Scientific classification
- Kingdom: Animalia
- Phylum: Chordata
- Class: Amphibia
- Order: Urodela
- Family: Salamandridae
- Genus: Tylototriton
- Species: T. wenxianensis
- Binomial name: Tylototriton wenxianensis Fei, Ye, and Yang, 1984
- Synonyms: Tylototriton asperrimus wenxianensis Fei, Ye, and Yang, 1984 Yaotriton wenxianensis (Fei, Ye, and Yang, 1984)

= Wenxian knobby newt =

- Genus: Tylototriton
- Species: wenxianensis
- Authority: Fei, Ye, and Yang, 1984
- Conservation status: VU
- Synonyms: Tylototriton asperrimus wenxianensis Fei, Ye, and Yang, 1984, Yaotriton wenxianensis (Fei, Ye, and Yang, 1984)

Species of salamander

The Wenxian knobby newt or Wenxian knobby salamander (Tylototriton wenxianensis) is a species of salamander in the family Salamandridae. It is endemic to central China (southern Gansu and adjacent northern Sichuan, isolated records from Guizhou, Hunan, Jiangxi, and Anhui provinces). Its type locality is Wen County in Gansu, or in 文县 (Wénxiàn), hence the name.

==Description==
Tylototriton wenxianensis is a medium-sized representative of Tylototriton. It is dorsally entirely black, and ventrally brownish black. Tips of digits and lower tail margin are orange Skin is rough. Head is flat and oval. Tail is laterally compressed and shorter than snout–vent length.

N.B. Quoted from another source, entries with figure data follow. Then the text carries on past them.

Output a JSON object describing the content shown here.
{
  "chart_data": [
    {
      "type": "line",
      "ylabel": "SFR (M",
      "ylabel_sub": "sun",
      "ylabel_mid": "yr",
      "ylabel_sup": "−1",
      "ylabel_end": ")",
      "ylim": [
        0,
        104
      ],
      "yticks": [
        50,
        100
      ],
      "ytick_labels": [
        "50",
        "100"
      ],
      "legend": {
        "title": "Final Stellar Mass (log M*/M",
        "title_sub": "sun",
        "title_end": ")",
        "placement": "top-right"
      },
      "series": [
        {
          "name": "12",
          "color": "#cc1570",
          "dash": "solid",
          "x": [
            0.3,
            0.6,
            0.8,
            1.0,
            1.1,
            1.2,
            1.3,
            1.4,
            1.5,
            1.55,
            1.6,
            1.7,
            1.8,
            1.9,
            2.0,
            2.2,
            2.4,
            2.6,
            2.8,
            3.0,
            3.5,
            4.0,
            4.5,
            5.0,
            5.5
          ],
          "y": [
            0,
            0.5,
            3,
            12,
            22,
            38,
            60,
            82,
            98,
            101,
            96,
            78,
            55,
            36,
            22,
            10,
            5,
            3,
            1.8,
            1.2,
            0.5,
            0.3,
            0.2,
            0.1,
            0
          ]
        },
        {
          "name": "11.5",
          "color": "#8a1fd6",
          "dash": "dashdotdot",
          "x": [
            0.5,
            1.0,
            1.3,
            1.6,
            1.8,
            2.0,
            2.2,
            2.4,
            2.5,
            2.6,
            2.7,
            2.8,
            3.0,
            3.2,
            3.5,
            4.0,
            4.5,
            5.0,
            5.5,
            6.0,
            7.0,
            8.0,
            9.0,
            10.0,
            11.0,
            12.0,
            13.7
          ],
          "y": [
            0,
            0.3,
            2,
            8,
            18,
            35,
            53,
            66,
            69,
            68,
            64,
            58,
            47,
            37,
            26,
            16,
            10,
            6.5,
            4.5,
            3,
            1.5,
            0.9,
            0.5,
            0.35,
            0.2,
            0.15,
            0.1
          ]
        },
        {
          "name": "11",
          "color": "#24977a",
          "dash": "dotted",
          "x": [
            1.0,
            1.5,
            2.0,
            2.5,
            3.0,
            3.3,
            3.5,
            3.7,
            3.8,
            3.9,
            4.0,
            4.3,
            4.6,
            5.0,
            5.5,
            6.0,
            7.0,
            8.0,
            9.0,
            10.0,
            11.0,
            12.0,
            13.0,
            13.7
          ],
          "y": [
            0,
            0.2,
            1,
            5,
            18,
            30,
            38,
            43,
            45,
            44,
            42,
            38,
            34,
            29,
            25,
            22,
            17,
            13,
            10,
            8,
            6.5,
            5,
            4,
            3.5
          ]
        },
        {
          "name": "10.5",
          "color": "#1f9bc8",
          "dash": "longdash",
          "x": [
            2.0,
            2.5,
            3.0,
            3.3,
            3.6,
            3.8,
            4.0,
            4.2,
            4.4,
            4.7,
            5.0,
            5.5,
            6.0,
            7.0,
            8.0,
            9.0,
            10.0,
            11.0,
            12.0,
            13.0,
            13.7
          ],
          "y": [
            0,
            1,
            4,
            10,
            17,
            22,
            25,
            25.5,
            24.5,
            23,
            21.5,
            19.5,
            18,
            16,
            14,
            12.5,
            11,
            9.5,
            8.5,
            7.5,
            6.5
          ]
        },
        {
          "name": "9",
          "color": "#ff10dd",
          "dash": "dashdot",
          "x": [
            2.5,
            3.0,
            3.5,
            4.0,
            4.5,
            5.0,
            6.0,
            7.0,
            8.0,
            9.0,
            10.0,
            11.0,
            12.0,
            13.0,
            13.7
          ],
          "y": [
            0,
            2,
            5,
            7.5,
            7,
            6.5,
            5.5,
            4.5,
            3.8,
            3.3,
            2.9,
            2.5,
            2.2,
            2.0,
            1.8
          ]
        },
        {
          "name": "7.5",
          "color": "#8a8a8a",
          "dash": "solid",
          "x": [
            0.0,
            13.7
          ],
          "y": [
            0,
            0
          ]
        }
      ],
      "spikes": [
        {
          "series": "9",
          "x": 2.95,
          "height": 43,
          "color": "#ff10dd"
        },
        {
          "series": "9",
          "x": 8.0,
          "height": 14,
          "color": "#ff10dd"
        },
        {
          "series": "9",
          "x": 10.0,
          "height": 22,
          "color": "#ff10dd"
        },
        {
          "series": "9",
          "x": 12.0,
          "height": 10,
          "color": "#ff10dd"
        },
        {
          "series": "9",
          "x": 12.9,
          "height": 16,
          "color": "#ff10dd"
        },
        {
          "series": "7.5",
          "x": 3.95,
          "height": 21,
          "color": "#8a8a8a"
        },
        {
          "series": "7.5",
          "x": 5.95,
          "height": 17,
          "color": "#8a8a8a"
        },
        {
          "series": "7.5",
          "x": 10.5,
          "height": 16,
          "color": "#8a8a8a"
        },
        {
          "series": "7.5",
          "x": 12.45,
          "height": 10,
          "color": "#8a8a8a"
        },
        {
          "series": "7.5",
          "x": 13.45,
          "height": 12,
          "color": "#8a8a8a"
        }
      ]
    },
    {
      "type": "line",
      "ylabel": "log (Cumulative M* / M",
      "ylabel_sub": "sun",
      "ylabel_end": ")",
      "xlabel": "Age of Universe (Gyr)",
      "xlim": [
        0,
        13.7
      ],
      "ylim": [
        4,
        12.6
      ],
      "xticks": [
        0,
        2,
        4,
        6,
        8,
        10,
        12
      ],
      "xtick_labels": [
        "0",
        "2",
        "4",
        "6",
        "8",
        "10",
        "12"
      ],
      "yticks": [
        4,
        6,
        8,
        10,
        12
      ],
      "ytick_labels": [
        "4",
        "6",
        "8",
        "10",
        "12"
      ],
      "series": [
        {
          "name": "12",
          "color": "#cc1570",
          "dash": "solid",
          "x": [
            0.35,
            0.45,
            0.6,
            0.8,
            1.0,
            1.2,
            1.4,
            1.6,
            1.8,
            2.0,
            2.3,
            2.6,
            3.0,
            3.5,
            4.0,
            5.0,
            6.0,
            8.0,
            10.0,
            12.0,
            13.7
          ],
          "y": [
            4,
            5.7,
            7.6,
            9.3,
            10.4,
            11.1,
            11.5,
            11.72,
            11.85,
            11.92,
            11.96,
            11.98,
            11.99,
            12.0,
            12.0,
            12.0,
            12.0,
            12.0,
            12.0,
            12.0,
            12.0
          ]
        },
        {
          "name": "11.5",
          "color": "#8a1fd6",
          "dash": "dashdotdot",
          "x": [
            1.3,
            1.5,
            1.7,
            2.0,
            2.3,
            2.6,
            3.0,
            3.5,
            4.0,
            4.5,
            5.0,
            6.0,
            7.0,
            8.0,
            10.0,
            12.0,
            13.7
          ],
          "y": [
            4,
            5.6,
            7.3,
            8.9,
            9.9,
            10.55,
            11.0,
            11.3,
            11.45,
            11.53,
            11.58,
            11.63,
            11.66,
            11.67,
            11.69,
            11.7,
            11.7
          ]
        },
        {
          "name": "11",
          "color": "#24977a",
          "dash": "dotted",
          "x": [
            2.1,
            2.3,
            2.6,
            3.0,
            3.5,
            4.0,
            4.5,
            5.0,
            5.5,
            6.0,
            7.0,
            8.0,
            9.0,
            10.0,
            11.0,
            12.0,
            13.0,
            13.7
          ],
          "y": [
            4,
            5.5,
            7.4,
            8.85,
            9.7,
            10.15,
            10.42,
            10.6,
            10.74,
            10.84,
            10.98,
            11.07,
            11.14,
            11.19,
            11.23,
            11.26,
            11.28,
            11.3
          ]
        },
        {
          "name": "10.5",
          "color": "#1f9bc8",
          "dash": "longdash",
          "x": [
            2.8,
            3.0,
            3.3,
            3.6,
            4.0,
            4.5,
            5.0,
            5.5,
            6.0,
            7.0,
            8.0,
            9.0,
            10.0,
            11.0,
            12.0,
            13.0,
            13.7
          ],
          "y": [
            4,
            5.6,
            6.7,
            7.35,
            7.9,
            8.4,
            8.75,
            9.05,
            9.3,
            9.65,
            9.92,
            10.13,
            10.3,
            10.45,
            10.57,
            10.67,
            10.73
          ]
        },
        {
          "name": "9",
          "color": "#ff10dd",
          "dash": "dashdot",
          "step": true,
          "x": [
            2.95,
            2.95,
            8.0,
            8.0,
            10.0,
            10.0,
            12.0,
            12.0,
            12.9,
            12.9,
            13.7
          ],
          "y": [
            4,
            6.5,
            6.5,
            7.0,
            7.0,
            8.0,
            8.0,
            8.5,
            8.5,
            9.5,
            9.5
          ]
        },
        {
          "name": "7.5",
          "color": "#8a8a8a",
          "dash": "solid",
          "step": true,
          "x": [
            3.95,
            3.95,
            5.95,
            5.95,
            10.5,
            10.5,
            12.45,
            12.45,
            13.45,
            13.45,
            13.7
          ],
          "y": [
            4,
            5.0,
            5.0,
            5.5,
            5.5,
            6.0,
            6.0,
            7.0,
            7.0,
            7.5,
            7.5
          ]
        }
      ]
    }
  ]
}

==Habitat and conservation==
Tylototriton wenxianensis inhabits forests near streams and pools in hilly areas, hiding under rocks. Eggs are laid on land or between water and land; the larvae develop in water.

It is threatened by habitat loss and degradation due to farming and subsistence wood collection.